Día 24 de diciembre de 1968. La comisaría, desierta. Alsina, en su despacho, con la sempiterna botella de Licor 43 que le acompañaba como una extensión de su ser y la radio, al fondo, emitiendo, monótona y constante, villancicos insufribles y loas al nacimiento de Jesús.

A veces se dormía bajo la cálida luz del flexo metálico. Cabeceaba, yendo y viniendo de su plácido y voluble mundo onírico a la realidad en decenas de viajes que se repetían una y otra vez. Le gustaba más el mundo de los sueños; allí él era un hombre con todas las de la ley, un policía auténtico, y su mujer, Adela, lo respetaba y amaba.

De vez en cuando ojeaba el periódico que tenía delante: «Esta mañana entrarán los cosmonautas en órbita lunar», rezaba el titular. Le parecía increíble que alguien pudiera llegar tan lejos. Aquellos tipos, decididamente, estaban locos. Una fotografía mostraba a un tipo sonriente, el astronauta del Apolo VIII William Anders, que mostraba orgulloso su cepillo de dientes.

Alguien que se había cepillado los dientes en el cosmos. Con dos cojones. Desde luego, el progreso no tenía límites. Qué tontería, pensó entonces para sí al advertir lo absurdo del asunto: cepillarse los dientes en el espacio.
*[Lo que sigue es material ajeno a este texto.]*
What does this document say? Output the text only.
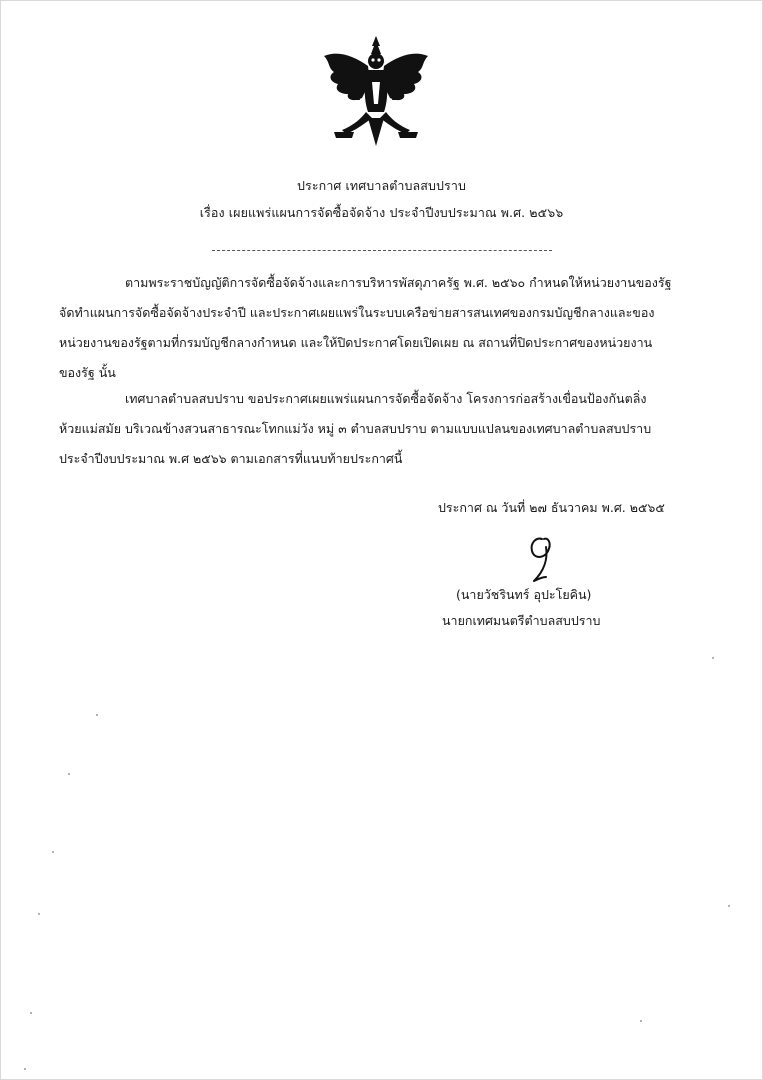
ประกาศ เทศบาลตำบลสบปราบ
เรื่อง เผยแพร่แผนการจัดซื้อจัดจ้าง ประจำปีงบประมาณ พ.ศ. ๒๕๖๖

ตามพระราชบัญญัติการจัดซื้อจัดจ้างและการบริหารพัสดุภาครัฐ พ.ศ. ๒๕๖๐ กำหนดให้หน่วยงานของรัฐ
จัดทำแผนการจัดซื้อจัดจ้างประจำปี และประกาศเผยแพร่ในระบบเครือข่ายสารสนเทศของกรมบัญชีกลางและของ
หน่วยงานของรัฐตามที่กรมบัญชีกลางกำหนด และให้ปิดประกาศโดยเปิดเผย ณ สถานที่ปิดประกาศของหน่วยงาน
ของรัฐ นั้น

เทศบาลตำบลสบปราบ ขอประกาศเผยแพร่แผนการจัดซื้อจัดจ้าง โครงการก่อสร้างเขื่อนป้องกันตลิ่ง
ห้วยแม่สมัย บริเวณข้างสวนสาธารณะโทกแม่วัง หมู่ ๓ ตำบลสบปราบ ตามแบบแปลนของเทศบาลตำบลสบปราบ
ประจำปีงบประมาณ พ.ศ ๒๕๖๖ ตามเอกสารที่แนบท้ายประกาศนี้

ประกาศ ณ วันที่ ๒๗ ธันวาคม พ.ศ. ๒๕๖๕
(นายวัชรินทร์ อุปะโยคิน)
นายกเทศมนตรีตำบลสบปราบ
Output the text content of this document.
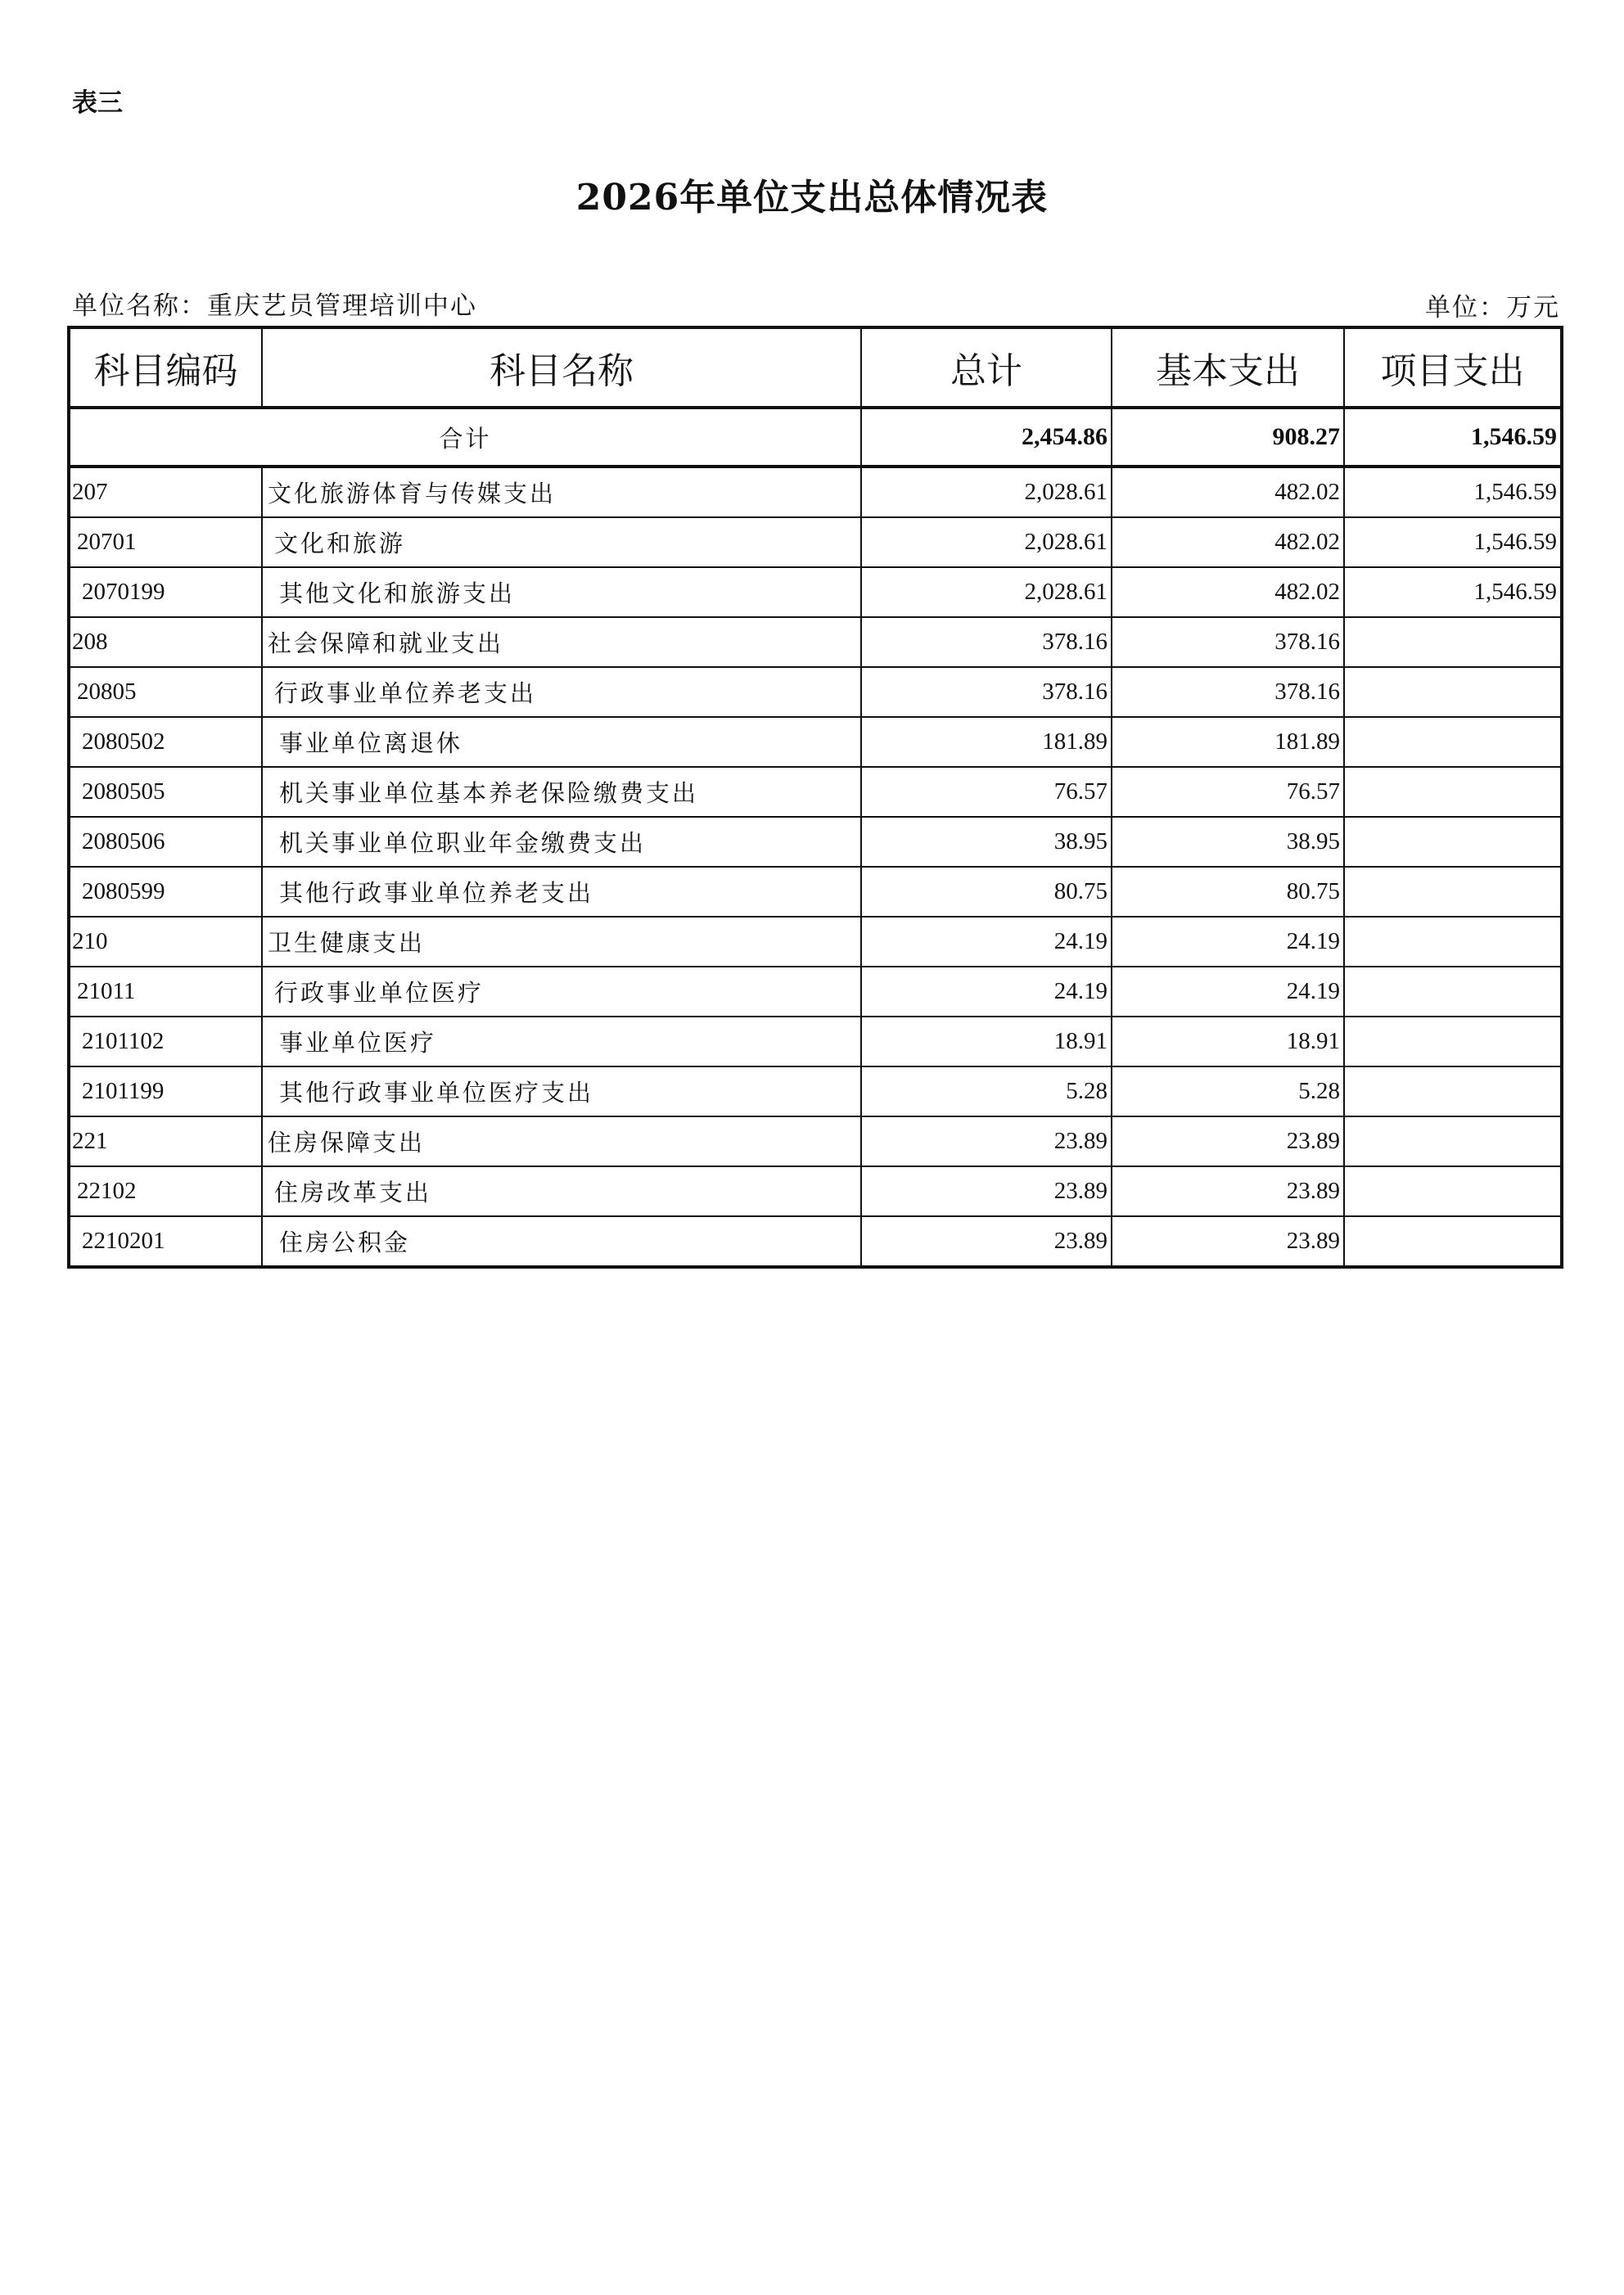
表三
2026年单位支出总体情况表
单位名称：重庆艺员管理培训中心	单位：万元
科目编码	科目名称	总计	基本支出	项目支出
合计		2,454.86	908.27	1,546.59
207	文化旅游体育与传媒支出	2,028.61	482.02	1,546.59
20701	文化和旅游	2,028.61	482.02	1,546.59
2070199	其他文化和旅游支出	2,028.61	482.02	1,546.59
208	社会保障和就业支出	378.16	378.16	
20805	行政事业单位养老支出	378.16	378.16	
2080502	事业单位离退休	181.89	181.89	
2080505	机关事业单位基本养老保险缴费支出	76.57	76.57	
2080506	机关事业单位职业年金缴费支出	38.95	38.95	
2080599	其他行政事业单位养老支出	80.75	80.75	
210	卫生健康支出	24.19	24.19	
21011	行政事业单位医疗	24.19	24.19	
2101102	事业单位医疗	18.91	18.91	
2101199	其他行政事业单位医疗支出	5.28	5.28	
221	住房保障支出	23.89	23.89	
22102	住房改革支出	23.89	23.89	
2210201	住房公积金	23.89	23.89	
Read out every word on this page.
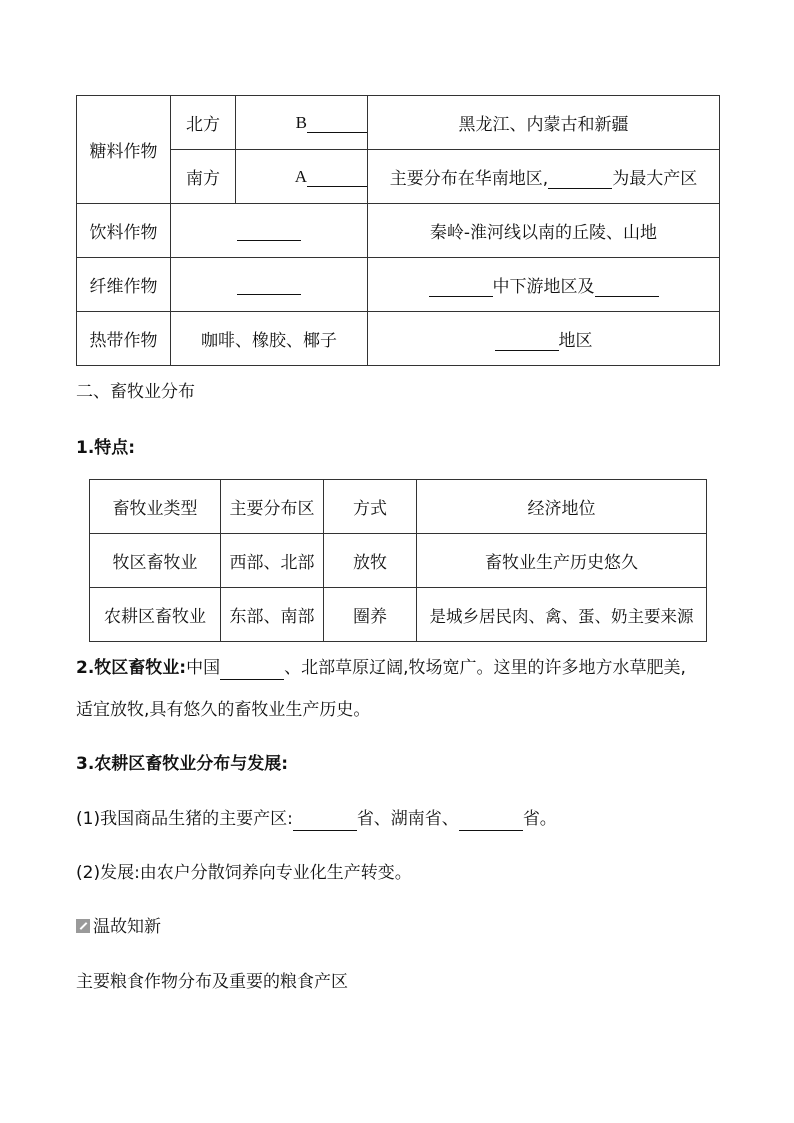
糖料作物	北方	B	黑龙江、内蒙古和新疆
	南方	A	主要分布在华南地区, 为最大产区
饮料作物			秦岭-淮河线以南的丘陵、山地
纤维作物			中下游地区及
热带作物	咖啡、橡胶、椰子		地区
二、畜牧业分布
1.特点:
畜牧业类型	主要分布区	方式	经济地位
牧区畜牧业	西部、北部	放牧	畜牧业生产历史悠久
农耕区畜牧业	东部、南部	圈养	是城乡居民肉、禽、蛋、奶主要来源
2.牧区畜牧业:中国	、北部草原辽阔,牧场宽广。这里的许多地方水草肥美,
适宜放牧,具有悠久的畜牧业生产历史。
3.农耕区畜牧业分布与发展:
(1)我国商品生猪的主要产区:	省、湖南省、	省。
(2)发展:由农户分散饲养向专业化生产转变。
温故知新
主要粮食作物分布及重要的粮食产区
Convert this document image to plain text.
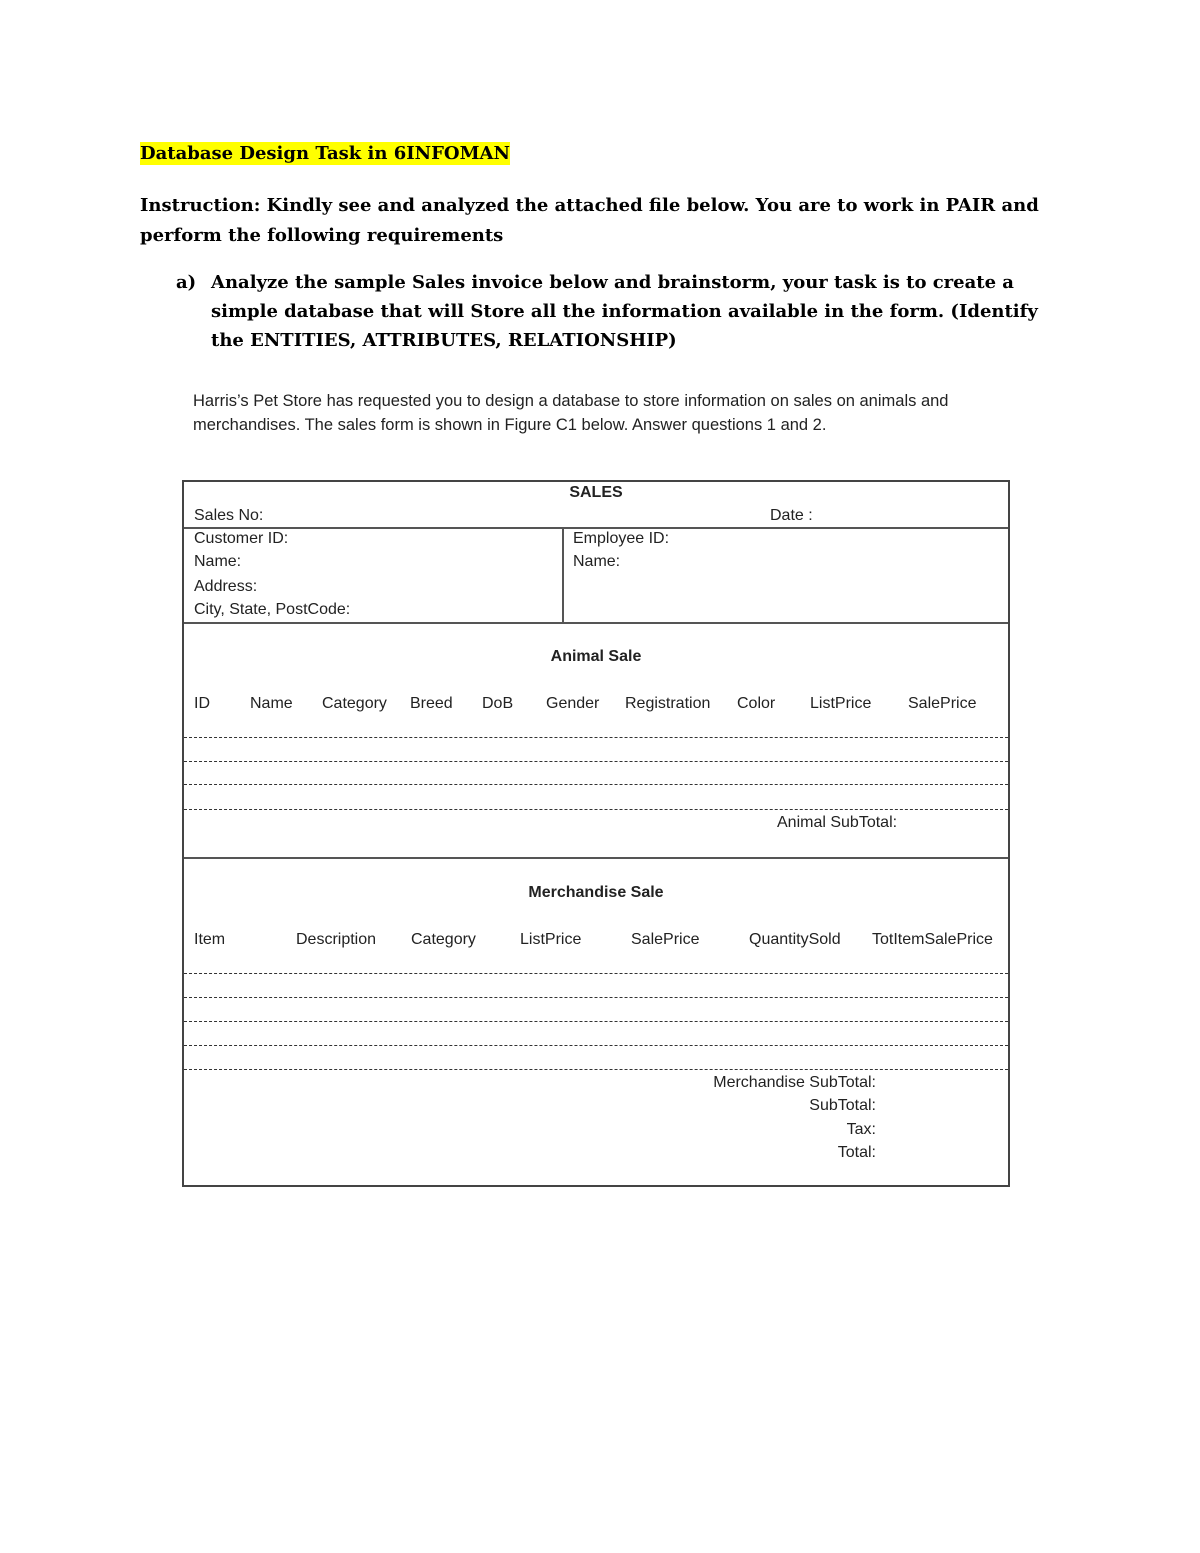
Database Design Task in 6INFOMAN
Instruction: Kindly see and analyzed the attached file below. You are to work in PAIR and perform the following requirements
a) Analyze the sample Sales invoice below and brainstorm, your task is to create a simple database that will Store all the information available in the form. (Identify the ENTITIES, ATTRIBUTES, RELATIONSHIP)
Harris’s Pet Store has requested you to design a database to store information on sales on animals and merchandises. The sales form is shown in Figure C1 below. Answer questions 1 and 2.
SALES
Sales No:	Date :
Customer ID:
Name:
Address:
City, State, PostCode:
Employee ID:
Name:
Animal Sale
ID	Name Category Breed DoB Gender Registration Color ListPrice SalePrice
Animal SubTotal:
Merchandise Sale
Item	Description Category	ListPrice	SalePrice	QuantitySold TotItemSalePrice
Merchandise SubTotal:
SubTotal:
Tax:
Total:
Otro inmenso titular en el periódico anunciaba el mensaje navideño del señor obispo, doctor Roca Cabanelles. ¡Menudo nombre! Pero, un momento, ¿quién coño era ese Roca Cabanelles?

Ah, sí: el obispo. Acababa de leerlo y ya lo había olvidado. A veces, su mente no funcionaba tan bien como debiera.

El señor obispo. Sí.

Pensó que le importaba una mierda. Odiaba la Navidad. ¿Para qué servía aquello?